В подвальном магазинчике сидела продавщица в ватно-марлевой по вязке и в резиновых перчатках. То ли продавец, то ли хирург. На Виктора, который вошел в магазин непринужденно посвистывая, она посмотрела испуганно.

– Вы что, не знаете про аварию? – спросила она шепотом.

– Да бросьте вы… Эти слухи именно я и распускаю!

– Как?.. Зачем?..

– Чтобы ездить по городу без пробок.

У продавщицы были большие зеленые глаза, густые широкие брови.

– Вы всерьез полагаете, что эта тряпочка спасает от заражения? – спросил он.

– Я слышала… по телевизору сказали… – сказала она, и повязка на месте рта вздулась пузырем.

– Наверное, и раствор йода пили? – прищурившись, спросил Виктор.

Она молча кивнула. Ее глаза казались онемевшими от страха.

Он взял из ее резиновых рук пакет с продуктами и, выйдя на Московский, еще раз убедился, что все в порядке – воздух не был слезоточив, буднично пахло листвой и асфальтом, нигде ни дыма, ни зарева.

Когда день уже качнулся к закату, Виктор остановил свой черный «Фольксваген Туарег» у входа в Парк Победы, который, обычно шебутной и пестро-людный, теперь раскинулся в непривычной пустоте, напоминая тускло освещенную анфиладу.

Странно, подумал Виктор, такой город мне все больше нравится. Может быть, люди в этом городе – лишние. Без них гораздо лучше. Ерунда, что закрыты магазины, кафе и рестораны. Главное – весь город перед тобой, как на ладони. Город остался, а люди исчезли. Попрятались по своим квартирам, но, кажется, вовсе перестали существовать на свете. Виктор по-прежнему не чувствовал тревоги, на душе было празднично.

Над Парком Победы завис, шинкуя лопастями воздух, синий вертолет, крестообразная тень которого накрыла лужайки. Выше вертолета – выцветшая от зноя холстина питерского неба.

Виктор бездумно смотрел на едко желтеющее объявление, которое гласило, что ежедневно с девяти часов вечера в Петербурге объявляется «комендантский час».

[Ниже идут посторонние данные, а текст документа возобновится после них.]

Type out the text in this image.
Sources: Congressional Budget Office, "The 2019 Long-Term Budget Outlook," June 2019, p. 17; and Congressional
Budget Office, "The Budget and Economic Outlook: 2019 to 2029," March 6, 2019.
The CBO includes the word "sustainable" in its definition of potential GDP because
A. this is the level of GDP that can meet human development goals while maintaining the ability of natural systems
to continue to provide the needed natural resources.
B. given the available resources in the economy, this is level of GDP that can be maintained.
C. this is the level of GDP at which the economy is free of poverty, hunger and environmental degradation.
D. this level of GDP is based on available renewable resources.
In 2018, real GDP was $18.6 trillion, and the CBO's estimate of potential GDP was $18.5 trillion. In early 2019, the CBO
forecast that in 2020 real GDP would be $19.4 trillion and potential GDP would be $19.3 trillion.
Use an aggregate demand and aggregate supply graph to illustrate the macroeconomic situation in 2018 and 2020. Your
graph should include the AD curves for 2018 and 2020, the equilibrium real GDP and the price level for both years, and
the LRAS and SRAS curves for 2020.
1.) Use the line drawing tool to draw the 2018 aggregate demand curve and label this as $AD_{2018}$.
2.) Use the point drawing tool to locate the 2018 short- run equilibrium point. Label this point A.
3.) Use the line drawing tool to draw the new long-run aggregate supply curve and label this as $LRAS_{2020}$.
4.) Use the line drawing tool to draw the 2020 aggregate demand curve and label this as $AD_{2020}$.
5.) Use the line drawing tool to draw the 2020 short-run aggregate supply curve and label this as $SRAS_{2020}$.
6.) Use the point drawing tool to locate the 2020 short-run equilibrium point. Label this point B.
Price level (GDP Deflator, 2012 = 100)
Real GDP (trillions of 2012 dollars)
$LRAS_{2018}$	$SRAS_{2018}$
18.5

Смуглянка Татьяна появилась внезапно. Виктор удивился, почему он не заметил ее приближения. Первым делом отметил, что на ней мало одежды – белая футболка, сквозь ткань которой выпирали соски, и короткая красная юбка, почти полностью открывающая загорелые ноги.

В опустевшем городе яркие цвета казались особенно агрессивными – оранжевые поливальные машины, синий вертолет, желтое объявление, красная юбка… Город был весь залит кислотными едкими красками.

– Вау, какая машина!– восхищенно сказала Татьяна, захлопывая дверцу.

Когда она села, юбка туго обтянула бедра.

Черные сверкающие волосы зачесаны на затылок. Темные ее глаза были почти круглыми, смотрели в упор неломким взглядом. Такая же, как на фотографии. Похожа. Похожа на саму себя…

Он подумал, что она, черноволосая и темноглазая, вся яркая и дерзкая, похожа на андалузскую танцовщицу, ей бы очень пошли пестрые платья с воланами и красный цветок в волосах. У таких будто не кровь течет в жилах, а южное вино. Пьянящая солнцеликая женщина.

– Я опоздала!.. Совсем не подумала, что транспорт-то не работает, метро закрыто… Ни трамваев, ни автобусов. Бежала сломя голову.

Виктор взял ее руку, поднес к губам, прикоснулся. Он начал познавать эту женщину – познавать своими вкусовыми рецепторами, изучать запах ее безупречно ровной кожи, карамельный вкус тонкого запястья. Еще несколько мгновений подержал ладонь Татьяны, будто взвешивал ее, такую легкую.

– Так вот ты какая!

– Ты будто разочарован… – начала притворяться Татьяна.

– Восхищен!

Татьяна рассмеялась.

– Я знал, что ты не испугаешься выйти сегодня из дома. Честно говоря, презираю этих баранов, которые заражаются стадным страхом.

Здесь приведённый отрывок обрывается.